«J'ai envie que les rapports hommes-femmes changent et pour cela il faut s'intéresser aux hommes et femmes de demain. Nous, on est déjà cuits. Je me suis donc tournée vers l'école où tout reste à faire», explique Lisa Azuelos, réalisatrice et présidente de l'association Ensemble contre la gynophobie. En parallèle de la préparation d'un film, elle a commandé un rapport sur les violences sexistes à l'école au sociologue Eric Debarbieux, présenté jeudi. Avec les chercheurs Johanna Dagorn, Arnaud Alessandrin et Olivia Gaillard, il a recueilli plus de 47 000 témoignages d'élèves de 8 à 19 ans.
«Toute violence peut avoir une connotation sexiste. Mais les violences sexistes ne signifient pas qu'elles sont sexuelles [viols, agressions, ndlr]. Il s'agit ici de la construction qui va amener ensuite, éventuellement, à la violence sexuelle. Ça commence par des insultes, des baisers forcés, du voyeurisme dans les toilettes», souligne Eric Debarbieux, qui fut délégué ministériel à la prévention du harcèlement scolaire de 2012 à 2015. Les chercheurs ont essayé de résoudre «l'énigme» de «l'oppression viriliste».

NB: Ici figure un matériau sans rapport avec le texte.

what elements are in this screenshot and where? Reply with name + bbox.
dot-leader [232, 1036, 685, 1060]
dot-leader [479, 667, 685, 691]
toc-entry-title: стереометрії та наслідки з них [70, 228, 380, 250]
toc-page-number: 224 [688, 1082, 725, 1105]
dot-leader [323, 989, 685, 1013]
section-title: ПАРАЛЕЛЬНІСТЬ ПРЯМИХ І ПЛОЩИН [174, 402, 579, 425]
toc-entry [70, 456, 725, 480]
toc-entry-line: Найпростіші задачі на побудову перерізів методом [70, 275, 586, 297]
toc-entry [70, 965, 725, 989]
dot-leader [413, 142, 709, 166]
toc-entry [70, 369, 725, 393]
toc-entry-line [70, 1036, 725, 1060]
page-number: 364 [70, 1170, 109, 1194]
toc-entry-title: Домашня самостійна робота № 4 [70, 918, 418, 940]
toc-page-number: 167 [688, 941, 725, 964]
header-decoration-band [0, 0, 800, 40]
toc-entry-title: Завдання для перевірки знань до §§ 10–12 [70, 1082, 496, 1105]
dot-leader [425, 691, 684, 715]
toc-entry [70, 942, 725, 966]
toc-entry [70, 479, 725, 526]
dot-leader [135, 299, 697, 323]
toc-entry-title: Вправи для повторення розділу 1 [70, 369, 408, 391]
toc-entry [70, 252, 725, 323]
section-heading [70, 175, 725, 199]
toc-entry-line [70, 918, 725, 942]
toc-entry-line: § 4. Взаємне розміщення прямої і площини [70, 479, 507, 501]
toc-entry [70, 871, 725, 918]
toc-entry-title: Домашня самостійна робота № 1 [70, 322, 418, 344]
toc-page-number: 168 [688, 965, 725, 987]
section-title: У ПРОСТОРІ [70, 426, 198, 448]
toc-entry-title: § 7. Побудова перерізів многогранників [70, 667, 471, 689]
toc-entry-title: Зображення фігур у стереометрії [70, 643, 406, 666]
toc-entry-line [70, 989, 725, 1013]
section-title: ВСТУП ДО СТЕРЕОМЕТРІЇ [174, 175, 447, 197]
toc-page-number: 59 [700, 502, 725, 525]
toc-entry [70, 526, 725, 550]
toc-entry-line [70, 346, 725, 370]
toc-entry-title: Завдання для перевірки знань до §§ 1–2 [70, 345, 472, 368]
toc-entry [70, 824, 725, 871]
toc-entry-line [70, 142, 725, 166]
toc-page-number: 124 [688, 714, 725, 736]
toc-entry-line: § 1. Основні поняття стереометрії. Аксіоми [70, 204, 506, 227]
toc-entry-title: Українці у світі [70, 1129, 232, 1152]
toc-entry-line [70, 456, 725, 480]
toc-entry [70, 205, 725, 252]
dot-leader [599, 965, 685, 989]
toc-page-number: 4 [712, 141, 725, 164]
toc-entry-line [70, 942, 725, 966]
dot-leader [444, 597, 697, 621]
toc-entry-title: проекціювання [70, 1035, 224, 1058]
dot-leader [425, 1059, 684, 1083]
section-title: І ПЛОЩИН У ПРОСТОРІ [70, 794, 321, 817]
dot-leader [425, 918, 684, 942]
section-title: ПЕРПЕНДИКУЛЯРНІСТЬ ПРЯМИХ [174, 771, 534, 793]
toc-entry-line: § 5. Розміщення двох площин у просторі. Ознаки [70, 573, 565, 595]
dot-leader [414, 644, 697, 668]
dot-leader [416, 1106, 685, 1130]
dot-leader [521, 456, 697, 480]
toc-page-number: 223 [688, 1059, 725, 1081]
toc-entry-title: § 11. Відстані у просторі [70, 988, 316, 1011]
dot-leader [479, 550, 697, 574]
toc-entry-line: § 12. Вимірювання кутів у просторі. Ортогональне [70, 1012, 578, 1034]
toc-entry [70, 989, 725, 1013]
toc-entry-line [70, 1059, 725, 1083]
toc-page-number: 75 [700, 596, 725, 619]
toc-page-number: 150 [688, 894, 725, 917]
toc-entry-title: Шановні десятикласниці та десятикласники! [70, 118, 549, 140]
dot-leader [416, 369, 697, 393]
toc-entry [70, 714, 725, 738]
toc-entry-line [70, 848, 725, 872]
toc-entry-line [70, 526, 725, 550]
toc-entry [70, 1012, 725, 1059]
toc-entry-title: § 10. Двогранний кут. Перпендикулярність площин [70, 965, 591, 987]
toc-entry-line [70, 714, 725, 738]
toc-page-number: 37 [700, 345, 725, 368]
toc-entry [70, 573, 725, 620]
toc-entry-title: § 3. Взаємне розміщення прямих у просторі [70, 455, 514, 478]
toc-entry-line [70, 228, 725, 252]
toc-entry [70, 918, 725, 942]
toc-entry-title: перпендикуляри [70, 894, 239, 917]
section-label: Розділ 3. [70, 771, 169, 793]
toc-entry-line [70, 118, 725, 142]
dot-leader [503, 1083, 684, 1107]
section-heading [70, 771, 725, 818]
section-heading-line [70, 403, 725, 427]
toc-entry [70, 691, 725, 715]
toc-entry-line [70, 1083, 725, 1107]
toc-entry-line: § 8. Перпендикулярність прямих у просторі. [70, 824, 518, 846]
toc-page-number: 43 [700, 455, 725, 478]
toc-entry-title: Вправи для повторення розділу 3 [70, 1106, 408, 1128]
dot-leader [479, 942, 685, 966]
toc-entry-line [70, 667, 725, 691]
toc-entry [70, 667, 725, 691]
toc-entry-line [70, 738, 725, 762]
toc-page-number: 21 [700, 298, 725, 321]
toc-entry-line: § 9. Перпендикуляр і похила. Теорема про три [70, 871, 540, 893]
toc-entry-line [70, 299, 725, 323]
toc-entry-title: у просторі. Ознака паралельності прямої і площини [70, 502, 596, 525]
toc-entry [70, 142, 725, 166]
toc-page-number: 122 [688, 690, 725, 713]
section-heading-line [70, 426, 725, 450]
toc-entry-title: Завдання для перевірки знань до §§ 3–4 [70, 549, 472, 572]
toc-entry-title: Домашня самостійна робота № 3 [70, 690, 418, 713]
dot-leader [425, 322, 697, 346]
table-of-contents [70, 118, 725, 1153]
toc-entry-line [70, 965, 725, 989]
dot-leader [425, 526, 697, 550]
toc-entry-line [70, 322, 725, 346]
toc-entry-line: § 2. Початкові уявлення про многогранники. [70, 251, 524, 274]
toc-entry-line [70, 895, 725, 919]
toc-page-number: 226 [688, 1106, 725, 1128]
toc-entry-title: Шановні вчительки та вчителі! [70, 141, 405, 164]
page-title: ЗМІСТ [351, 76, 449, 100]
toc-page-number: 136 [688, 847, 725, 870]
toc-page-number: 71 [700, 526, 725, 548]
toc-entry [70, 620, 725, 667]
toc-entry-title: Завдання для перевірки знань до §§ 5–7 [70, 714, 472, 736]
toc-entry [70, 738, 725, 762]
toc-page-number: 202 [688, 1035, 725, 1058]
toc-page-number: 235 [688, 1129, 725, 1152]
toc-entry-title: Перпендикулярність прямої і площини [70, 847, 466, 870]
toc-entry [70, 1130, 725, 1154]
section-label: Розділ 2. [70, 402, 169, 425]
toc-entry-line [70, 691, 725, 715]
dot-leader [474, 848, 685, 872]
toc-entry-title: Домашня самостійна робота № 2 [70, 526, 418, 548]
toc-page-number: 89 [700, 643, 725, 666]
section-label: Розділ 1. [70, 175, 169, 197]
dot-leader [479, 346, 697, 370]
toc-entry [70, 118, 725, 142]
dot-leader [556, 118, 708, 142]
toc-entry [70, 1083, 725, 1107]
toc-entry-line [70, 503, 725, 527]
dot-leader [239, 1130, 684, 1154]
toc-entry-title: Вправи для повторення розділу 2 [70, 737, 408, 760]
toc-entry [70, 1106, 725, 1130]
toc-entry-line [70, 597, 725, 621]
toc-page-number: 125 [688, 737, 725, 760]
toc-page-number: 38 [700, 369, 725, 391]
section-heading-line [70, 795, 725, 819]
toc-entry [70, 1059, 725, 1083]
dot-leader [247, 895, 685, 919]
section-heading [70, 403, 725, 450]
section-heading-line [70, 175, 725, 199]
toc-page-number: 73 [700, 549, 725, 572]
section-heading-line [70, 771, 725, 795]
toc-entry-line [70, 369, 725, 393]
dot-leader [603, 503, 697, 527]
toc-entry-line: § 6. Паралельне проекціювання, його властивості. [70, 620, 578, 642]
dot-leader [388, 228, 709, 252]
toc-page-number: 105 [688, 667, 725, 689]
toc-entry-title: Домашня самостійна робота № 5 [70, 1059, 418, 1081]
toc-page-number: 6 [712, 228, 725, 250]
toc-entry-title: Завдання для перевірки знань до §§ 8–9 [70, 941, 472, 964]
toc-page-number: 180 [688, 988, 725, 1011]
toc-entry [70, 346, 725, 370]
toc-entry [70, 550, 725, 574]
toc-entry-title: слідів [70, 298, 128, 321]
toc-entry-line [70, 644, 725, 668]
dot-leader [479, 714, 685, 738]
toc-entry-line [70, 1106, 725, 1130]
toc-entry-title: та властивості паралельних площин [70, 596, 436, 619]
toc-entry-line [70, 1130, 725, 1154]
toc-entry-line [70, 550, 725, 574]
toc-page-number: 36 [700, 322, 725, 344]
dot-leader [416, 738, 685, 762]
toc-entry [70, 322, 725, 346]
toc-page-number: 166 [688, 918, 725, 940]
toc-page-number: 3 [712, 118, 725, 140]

Les données recueillies vont à contre-courant de certaines idées préconçues. Les garçons, bien que majoritairement auteurs d’agressions, sont au moins tout autant victimes de violences sexistes en milieu scolaire. En primaire, ils sont nettement plus victimes d’insultes et de menaces (65 % contre 55 %), mais aussi de déshabillage forcé (14,2 % contre 10,3 %). Un peu plus de filles (20 %) que de garçons (18,4 %) rapportent avoir été regardées aux toilettes. Au collège, les adolescents sont toujours plus victimes d’insultes (56 % contre 47 %), tandis que les filles se plaignent davantage d’être mises à l’écart (32 % contre 26 %) et de subir des moqueries sur la sexualité (8,6 % contre 8,1 %). Pour les lycéens, il ressort notamment que les garçons sont plus exposés aux insultes homophobes (21,1 % contre 13,8 %) ; 6,6 % de jeunes, sans distinction de sexe, rapportent des situations de voyeurisme ; 5 % de garçons et 2,2 % de filles ont souffert de la diffusion d’images intimes.
Quant aux violences entre garçons, Eric Debarbieux estime qu'elles «s'inscrivent dans un refus du féminin. Elles vont souvent se porter contre les garçons considérés comme plus faibles, doux, qui sont quelque part accusés d'être des femmes. Le viriliste a besoin de dominer et va d'abord le faire avec le garçon. Lorsqu'il va grandir, il aura l'habitude d'être le dominant et ça se transférera, par exemple, avec sa compagne». Le rapport souligne toutefois que «si l'école participe parfois à la construction des violences subies par les femmes […], elle est aussi un lieu de leur prévention».